The trader said that about $50 million of the floating-rate notes due 2010 moved down a point to around 69, while the 4¼% notes due 2010 - which he called the name's "bellwether issue" - slipped to around 69 on $50 million to $60 million traded. He added that the 4.65% notes due 2010 were also trading with a 69 handle, with about $25 million changing hands.

"They don't have a lot of options," the trader said of the news CIT was to conduct a debt swap and also solicit votes on a pre-packaged bankruptcy plan. "I think you're kind of damned if you do, damned if you don't. I don't know of anyone who gave them better than a 50/50 chance on this one."

At another desk, a trader said the bonds were down as much as 5 points on the day. He saw the 6.10% notes around 10, compared to 13 bid, 17 offered previously.

"So those are down 7 to 8 points on the week," he said.

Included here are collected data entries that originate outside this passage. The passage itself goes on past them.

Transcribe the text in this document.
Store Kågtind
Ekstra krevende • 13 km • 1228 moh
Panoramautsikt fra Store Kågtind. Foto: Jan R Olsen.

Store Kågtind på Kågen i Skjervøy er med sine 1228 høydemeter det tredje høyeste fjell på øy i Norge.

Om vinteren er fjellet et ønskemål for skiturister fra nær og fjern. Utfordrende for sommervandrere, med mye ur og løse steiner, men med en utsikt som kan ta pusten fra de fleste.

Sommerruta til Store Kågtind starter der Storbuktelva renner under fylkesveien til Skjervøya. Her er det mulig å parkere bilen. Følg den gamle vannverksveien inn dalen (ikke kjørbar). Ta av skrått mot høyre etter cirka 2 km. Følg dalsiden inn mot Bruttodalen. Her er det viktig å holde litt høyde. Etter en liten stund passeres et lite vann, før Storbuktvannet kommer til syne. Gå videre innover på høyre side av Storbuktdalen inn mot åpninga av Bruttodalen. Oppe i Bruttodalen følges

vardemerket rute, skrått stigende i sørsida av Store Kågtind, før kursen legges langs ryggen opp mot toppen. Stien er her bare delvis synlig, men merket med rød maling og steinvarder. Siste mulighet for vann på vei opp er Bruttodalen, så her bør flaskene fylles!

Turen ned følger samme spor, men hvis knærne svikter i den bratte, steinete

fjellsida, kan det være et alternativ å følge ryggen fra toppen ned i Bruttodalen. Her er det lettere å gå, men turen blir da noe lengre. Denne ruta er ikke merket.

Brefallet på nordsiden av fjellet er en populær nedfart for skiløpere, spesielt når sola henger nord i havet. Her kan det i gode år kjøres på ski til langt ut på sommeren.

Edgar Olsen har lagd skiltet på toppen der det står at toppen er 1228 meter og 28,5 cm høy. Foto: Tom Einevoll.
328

The 4¼% notes were meanwhile pegged around 68, compared to levels around 71 on Thursday, "so they are down like 3 points." He noted that the issue had been trading around 77 on Monday.

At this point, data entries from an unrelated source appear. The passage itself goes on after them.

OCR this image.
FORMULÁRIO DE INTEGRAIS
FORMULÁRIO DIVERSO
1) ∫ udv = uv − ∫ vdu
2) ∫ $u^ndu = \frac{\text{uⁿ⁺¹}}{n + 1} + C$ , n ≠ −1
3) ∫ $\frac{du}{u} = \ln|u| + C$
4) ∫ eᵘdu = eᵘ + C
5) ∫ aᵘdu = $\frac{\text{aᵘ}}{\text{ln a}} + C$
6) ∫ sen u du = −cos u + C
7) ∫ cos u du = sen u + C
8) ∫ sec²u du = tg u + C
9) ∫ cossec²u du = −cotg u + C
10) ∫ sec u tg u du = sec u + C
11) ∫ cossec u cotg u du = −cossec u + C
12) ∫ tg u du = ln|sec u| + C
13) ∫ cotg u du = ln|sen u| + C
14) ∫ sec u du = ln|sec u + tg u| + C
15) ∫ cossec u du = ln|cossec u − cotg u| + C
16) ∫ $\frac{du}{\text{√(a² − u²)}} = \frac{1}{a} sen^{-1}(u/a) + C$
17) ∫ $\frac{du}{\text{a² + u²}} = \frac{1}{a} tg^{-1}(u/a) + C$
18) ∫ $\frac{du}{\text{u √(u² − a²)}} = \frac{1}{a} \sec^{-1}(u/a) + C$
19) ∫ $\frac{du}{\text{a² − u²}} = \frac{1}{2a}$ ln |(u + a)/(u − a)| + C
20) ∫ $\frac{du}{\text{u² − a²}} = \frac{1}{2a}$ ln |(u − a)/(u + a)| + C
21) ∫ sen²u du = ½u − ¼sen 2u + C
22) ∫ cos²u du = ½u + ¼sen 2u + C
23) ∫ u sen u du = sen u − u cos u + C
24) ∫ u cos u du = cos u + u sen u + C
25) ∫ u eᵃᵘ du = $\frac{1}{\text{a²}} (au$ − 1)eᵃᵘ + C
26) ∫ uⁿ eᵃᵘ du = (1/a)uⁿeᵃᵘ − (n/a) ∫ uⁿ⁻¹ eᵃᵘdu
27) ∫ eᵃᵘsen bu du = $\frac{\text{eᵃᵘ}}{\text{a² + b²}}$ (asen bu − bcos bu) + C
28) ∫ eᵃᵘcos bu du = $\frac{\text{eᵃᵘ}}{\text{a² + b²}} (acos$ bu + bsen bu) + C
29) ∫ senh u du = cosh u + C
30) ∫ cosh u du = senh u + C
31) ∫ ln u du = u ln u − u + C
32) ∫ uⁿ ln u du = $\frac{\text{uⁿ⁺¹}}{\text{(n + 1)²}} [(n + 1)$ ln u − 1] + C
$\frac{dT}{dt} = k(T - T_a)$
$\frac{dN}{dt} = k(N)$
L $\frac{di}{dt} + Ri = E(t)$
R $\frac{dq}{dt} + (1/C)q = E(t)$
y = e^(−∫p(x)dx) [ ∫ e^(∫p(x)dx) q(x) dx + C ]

Another source mentioned that several bid-wanted lists - with CIT prominently featured - were circulating.

CIT is hoping to cut its debt load by at least $5.7 billion via a debt exchange for "certain unsecured notes," according to a press release published late Thursday.

"If the company does not achieve the objectives of the exchange offers, it may decide to initiate a voluntary filing under Chapter 11 of the U.S. Bankruptcy Code," the release continued. "Therefore, the company is concurrently soliciting bondholders and other holders of CIT debt to approve a prepackaged plan of reorganization. The company has been informed by advisors to the steering committee that, subject to review of the offering memorandum, approximately $10 billion of outstanding unsecured indebtedness have already indicated their intention to participate in the exchange offer or vote for the prepackaged plan of reorganization."

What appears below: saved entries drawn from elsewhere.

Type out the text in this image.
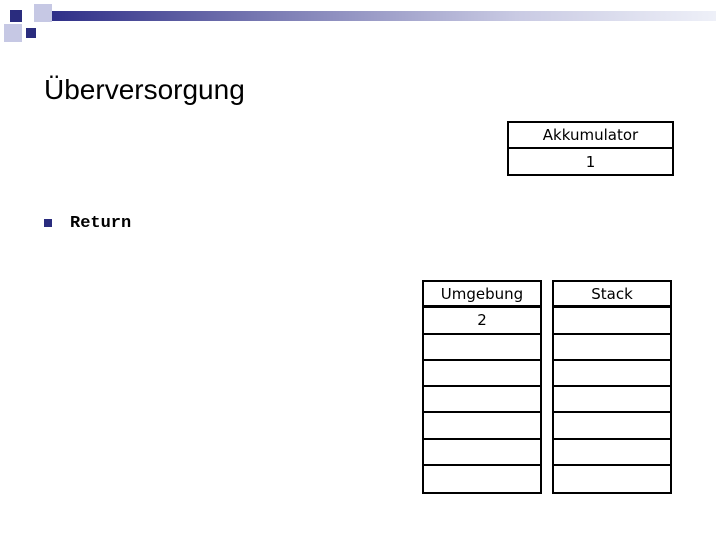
Überversorgung
Return
Akkumulator
1
Umgebung
2
Stack
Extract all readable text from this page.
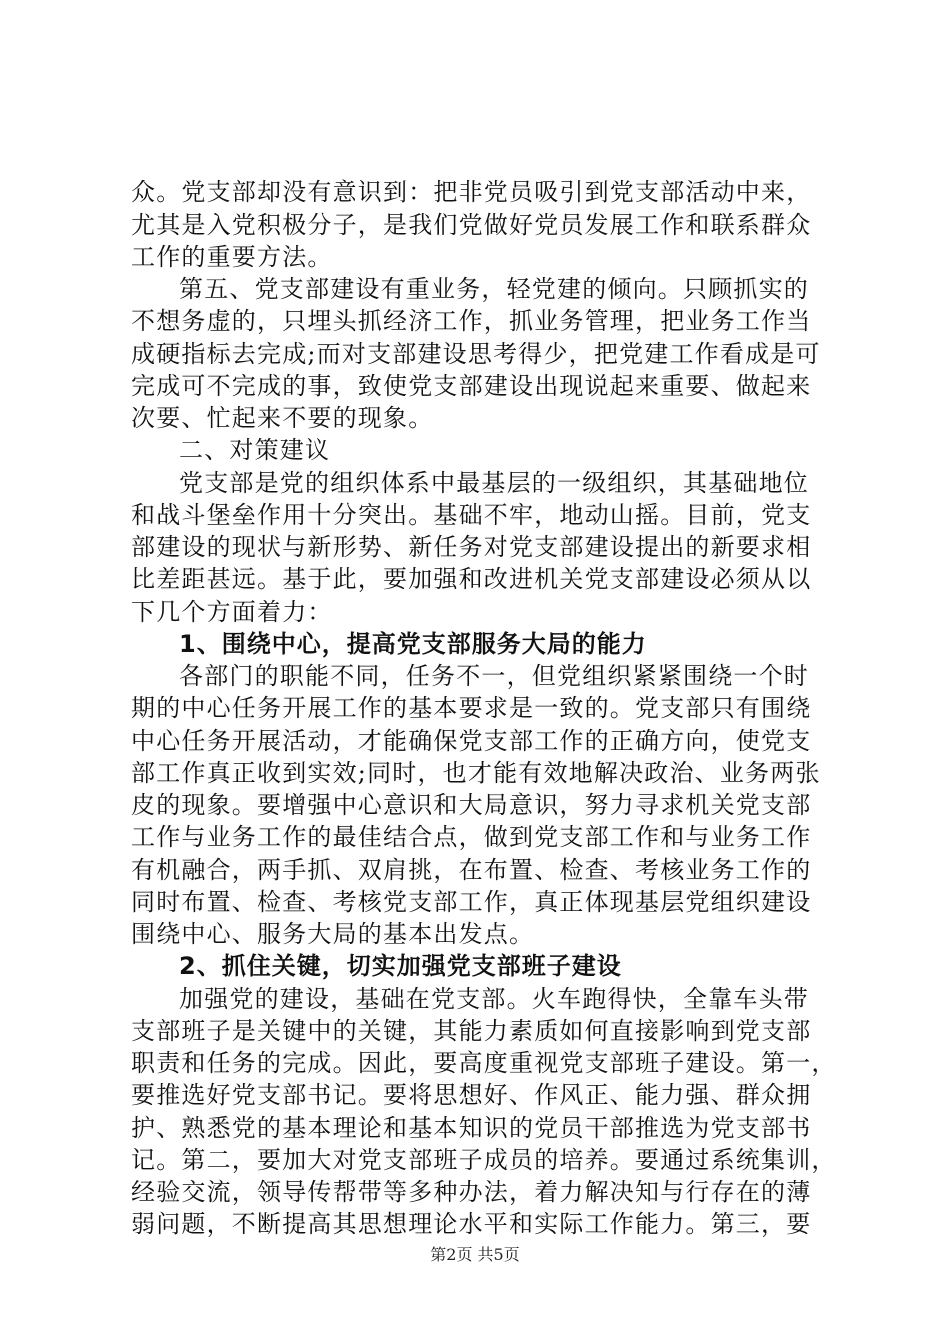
众。党支部却没有意识到：把非党员吸引到党支部活动中来，
尤其是入党积极分子，是我们党做好党员发展工作和联系群众
工作的重要方法。
第五、党支部建设有重业务，轻党建的倾向。只顾抓实的
不想务虚的，只埋头抓经济工作，抓业务管理，把业务工作当
成硬指标去完成;而对支部建设思考得少，把党建工作看成是可
完成可不完成的事，致使党支部建设出现说起来重要、做起来
次要、忙起来不要的现象。
二、对策建议
党支部是党的组织体系中最基层的一级组织，其基础地位
和战斗堡垒作用十分突出。基础不牢，地动山摇。目前，党支
部建设的现状与新形势、新任务对党支部建设提出的新要求相
比差距甚远。基于此，要加强和改进机关党支部建设必须从以
下几个方面着力：
1、围绕中心，提高党支部服务大局的能力
各部门的职能不同，任务不一，但党组织紧紧围绕一个时
期的中心任务开展工作的基本要求是一致的。党支部只有围绕
中心任务开展活动，才能确保党支部工作的正确方向，使党支
部工作真正收到实效;同时，也才能有效地解决政治、业务两张
皮的现象。要增强中心意识和大局意识，努力寻求机关党支部
工作与业务工作的最佳结合点，做到党支部工作和与业务工作
有机融合，两手抓、双肩挑，在布置、检查、考核业务工作的
同时布置、检查、考核党支部工作，真正体现基层党组织建设
围绕中心、服务大局的基本出发点。
2、抓住关键，切实加强党支部班子建设
加强党的建设，基础在党支部。火车跑得快，全靠车头带
支部班子是关键中的关键，其能力素质如何直接影响到党支部
职责和任务的完成。因此，要高度重视党支部班子建设。第一，
要推选好党支部书记。要将思想好、作风正、能力强、群众拥
护、熟悉党的基本理论和基本知识的党员干部推选为党支部书
记。第二，要加大对党支部班子成员的培养。要通过系统集训，
经验交流，领导传帮带等多种办法，着力解决知与行存在的薄
弱问题，不断提高其思想理论水平和实际工作能力。第三，要
第2页 共5页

"Over the last several months, CIT's management, together with its board of directors and outside advisors, has developed a comprehensive plan to position CIT for future success," said Jeffrey M. Peek, chairman and chief executive, in the release. "We believe this plan maximizes franchise value and can be executed quickly and effectively through a series of voluntary debt exchange offers or an expedited in-court restructuring process. Upon completion of either alternative, CIT will be a well-funded bank holding company with a strong capital position and market leading franchises.

CIT Group is a New York-based lender to small businesses and middle-market companies.

Morris notes moving upward

Morris Publishing's 7% notes due 2013 continued to gain ground, a trader said.

The trader explained that the bonds had been in the single digits early on in the week. But on Sept. 28, the company announced that it was working with its bondholders regarding an out-of-court restructuring plan. Just a few days later on Sept. 30, the bonds jumped to around 25.

Come Friday, the bonds were seen ending around 27.

The trader noted that before the trades this week, the bonds had last traded in July at 8.

Morris Publishing is an Augusta, Ga.-based newspaper publisher.

DirecTV trades actively

A trader saw about $70 million of DirecTV Holdings LLC's 7 5/8% notes due 2010 trading around the 107 mark, which he said was "basically right where it was."

The trader said there was no news to cause such heavy trading, but opined that some might be trading the bonds against the credit default swaps.

"That's the vehicle, as opposed to any news," he said.

Blockbuster bonds slip

Blockbuster Inc.'s 9% notes due 2012 "traded lower again," a trader said, hitting a recent low around 59.

The trader noted that the issue had been in the 70s just barely over a week ago.

The slip came even as Moody's Investors Service upgraded the Dallas-based movie rental chain to Caa1 from Caa2.